Dr. Bob Eisenman, a molecular biologist at Fred Hutchinson Cancer Research Center, has received an Outstanding Investigator Award from the National Cancer Institute. The award is given to investigators pursuing projects of “unusual potential” in cancer research. Eisenman studies a specific family of molecules that turn on cellular growth genes. He has spent decades disentangling the network of genes regulated by this group of molecules in an effort to understand how cancer cells co-opt these molecules and the gene networks they orchestrate.

He will use the Outstanding Investigator Award, which provides $7 million over seven years, to learn even more about these pathways, how to inhibit them and halt cancer growth.

“It’s exciting for us to be recognized,” Eisenman said. “The award really allows us to build on our ongoing research in a very productive way. It gives us the wherewithal to carry the work into new directions. We can be more fearless.”

Charting molecular pathways to find tumors’ vulnerabilities

Molecules that turn genes on are known as transcription factors. Eisenman works on a specific group of related transcription factors known as the Myc family. Normally, Myc transcription factors orchestrate a host of genes that control cell growth. Cancer cells find ways to shove cellular growth into overdrive by throwing Myc activity into high gear.

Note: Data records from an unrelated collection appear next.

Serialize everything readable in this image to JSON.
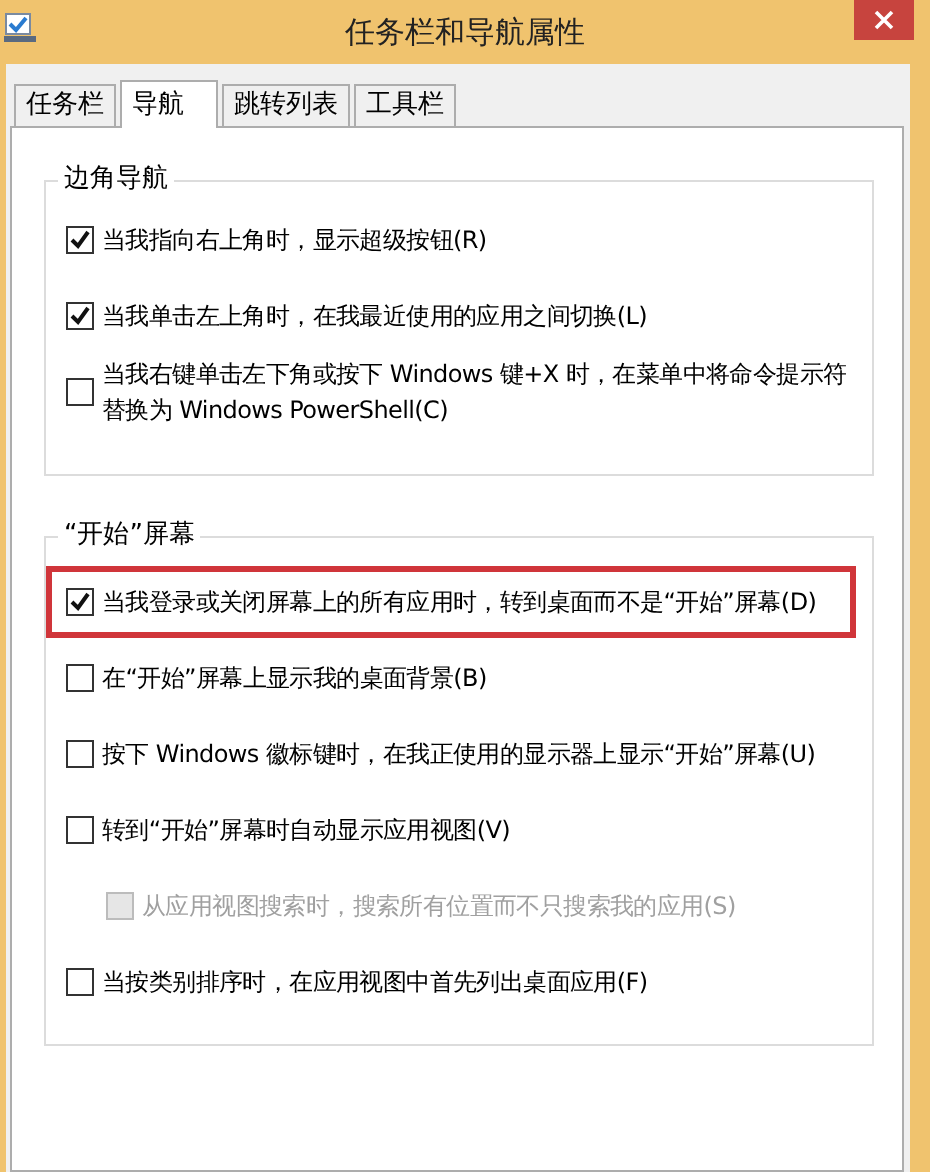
{
  "window": {
    "title": "任务栏和导航属性"
  },
  "tabs": [
    {
      "label": "任务栏",
      "selected": false
    },
    {
      "label": "导航",
      "selected": true
    },
    {
      "label": "跳转列表",
      "selected": false
    },
    {
      "label": "工具栏",
      "selected": false
    }
  ],
  "groups": [
    {
      "title": "边角导航",
      "options": [
        {
          "label": "当我指向右上角时，显示超级按钮(R)",
          "checked": true,
          "disabled": false,
          "indented": false,
          "highlighted": false
        },
        {
          "label": "当我单击左上角时，在我最近使用的应用之间切换(L)",
          "checked": true,
          "disabled": false,
          "indented": false,
          "highlighted": false
        },
        {
          "label": "当我右键单击左下角或按下 Windows 键+X 时，在菜单中将命令提示符替换为 Windows PowerShell(C)",
          "checked": false,
          "disabled": false,
          "indented": false,
          "highlighted": false
        }
      ]
    },
    {
      "title": "“开始”屏幕",
      "options": [
        {
          "label": "当我登录或关闭屏幕上的所有应用时，转到桌面而不是“开始”屏幕(D)",
          "checked": true,
          "disabled": false,
          "indented": false,
          "highlighted": true
        },
        {
          "label": "在“开始”屏幕上显示我的桌面背景(B)",
          "checked": false,
          "disabled": false,
          "indented": false,
          "highlighted": false
        },
        {
          "label": "按下 Windows 徽标键时，在我正使用的显示器上显示“开始”屏幕(U)",
          "checked": false,
          "disabled": false,
          "indented": false,
          "highlighted": false
        },
        {
          "label": "转到“开始”屏幕时自动显示应用视图(V)",
          "checked": false,
          "disabled": false,
          "indented": false,
          "highlighted": false
        },
        {
          "label": "从应用视图搜索时，搜索所有位置而不只搜索我的应用(S)",
          "checked": false,
          "disabled": true,
          "indented": true,
          "highlighted": false
        },
        {
          "label": "当按类别排序时，在应用视图中首先列出桌面应用(F)",
          "checked": false,
          "disabled": false,
          "indented": false,
          "highlighted": false
        }
      ]
    }
  ]
}
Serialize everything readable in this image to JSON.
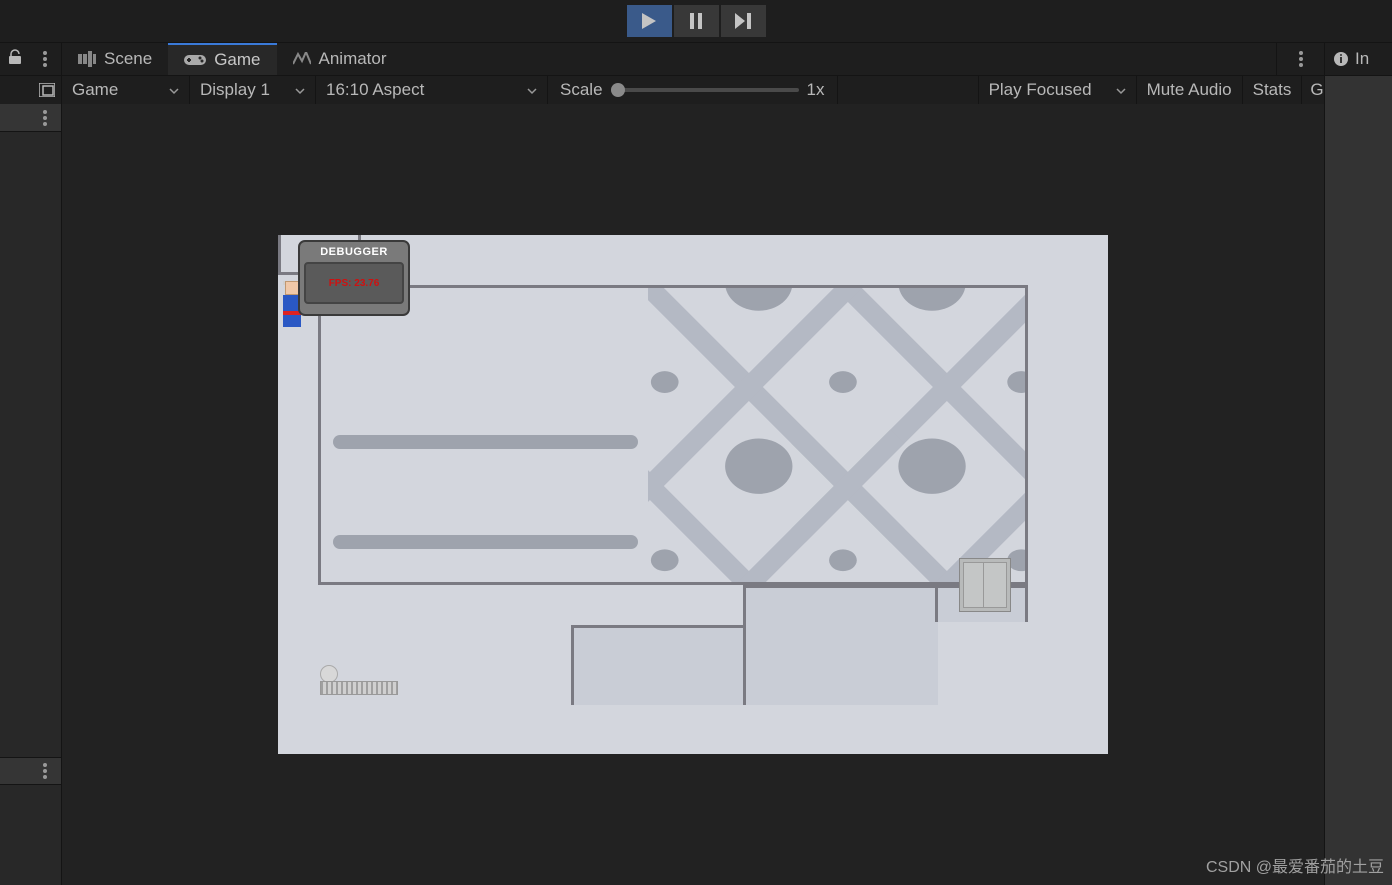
{
  "playback": {
    "play_active": true
  },
  "tabs": {
    "scene_label": "Scene",
    "game_label": "Game",
    "animator_label": "Animator"
  },
  "inspector_partial": "In",
  "game_controls": {
    "game": "Game",
    "display": "Display 1",
    "aspect": "16:10 Aspect",
    "scale_label": "Scale",
    "scale_value": "1x",
    "play_mode": "Play Focused",
    "mute": "Mute Audio",
    "stats": "Stats",
    "gizmos": "Gizmos"
  },
  "debugger": {
    "title": "DEBUGGER",
    "fps": "FPS: 23.76"
  },
  "watermark": "CSDN @最爱番茄的土豆"
}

“Essentially, the questions we try to answer are, ‘What kind of molecular machines are these transcription factors? And how does that machinery work?’” Eisenman said.

He has been studying how normal cells turn cancerous since his days as a postdoctoral fellow.  Since the early 1980s, Eisenman has worked to untangle how cancer cells take advantage of Myc’s usual functions and to discover the other molecules that coordinate with or oppose Myc’s activity.

In his Outstanding Investigator Award, Eisenman proposes three main research directions based on this foundation. One project will focus on a change in the DNA sequence of the Myc gene. Strikingly, most tumors find ways to ramp up Myc activity without modifying its DNA sequence. This single, specific mutation is the rare exception. Eisenman’s team has shown that it results in altered activity and stability for the Myc protein. In a mouse model his group developed, this change gives rise to a plethora of blood cancers, and Eisenman wants to understand why.

“By concentrating on this single mutation and what its consequences are, we think we can really learn some of the basic aspects of how Myc works,” he said.

In the second project, Eisenman will concentrate on an enormous protein called Mga (pronounced “mega”), which his team discovered over 20 years ago. Mga interacts with the network of proteins made up of Myc and its molecular partners and is often inactivated or turned off in cancer.

“That got us extremely excited about what its function might be,” Eisenman said. The fact that Mga is often shut off in cancer suggested that Mga might counteract Myc’s tumor-promoting qualities — but how?

Comprised of some 3,000 amino acids, Mga is about five times larger than most proteins that molecular biologists study, and for years the leading gene-manipulating technology was no match for this monstrous molecule. But now Eisenman and his team have CRISPR, the precise new DNA-editing technique, at their disposal. Using CRISPR, they collaborated with Hutch colleague Dr. David MacPherson to inactivate Mga in a mouse model and have begun to learn how it may work against tumor formation in normal cells.

For the third project, Eisenman will investigate a protein called MondoA, which could be Myc’s Achilles heel. As it happens, cells aren’t well equipped to handle the out-of-control production of proteins, membranes and new energy sources that are required for out-of-control growth.

“If you’re going to be a tumor, you need to really grow,” Eisenman explained. “Myc pushes cells to do this, but the consequence is that it stresses the cells.”

Too much cellular stress is deadly. MondoA calms down Myc-stressed cells. With MondoA’s help, they can overgrow without a fatal breakdown. Because of this, MondoA is critical for keeping frenetically growing cancer cells alive. Eisenman has found that in cancer cells that rely on Myc to drive growth, loss of MondoA slows that growth. This means that MondoA, or the pathways it orchestrates with Myc, could be potential therapeutic targets. Now, Eisenman proposes to continue untangling this interaction and extend the work to a variety of tumor types.

“All of these projects involve functional pathways for genes that are important in cancer. The overarching goal is by understanding those pathways, we can discover how to inhibit them,” he said.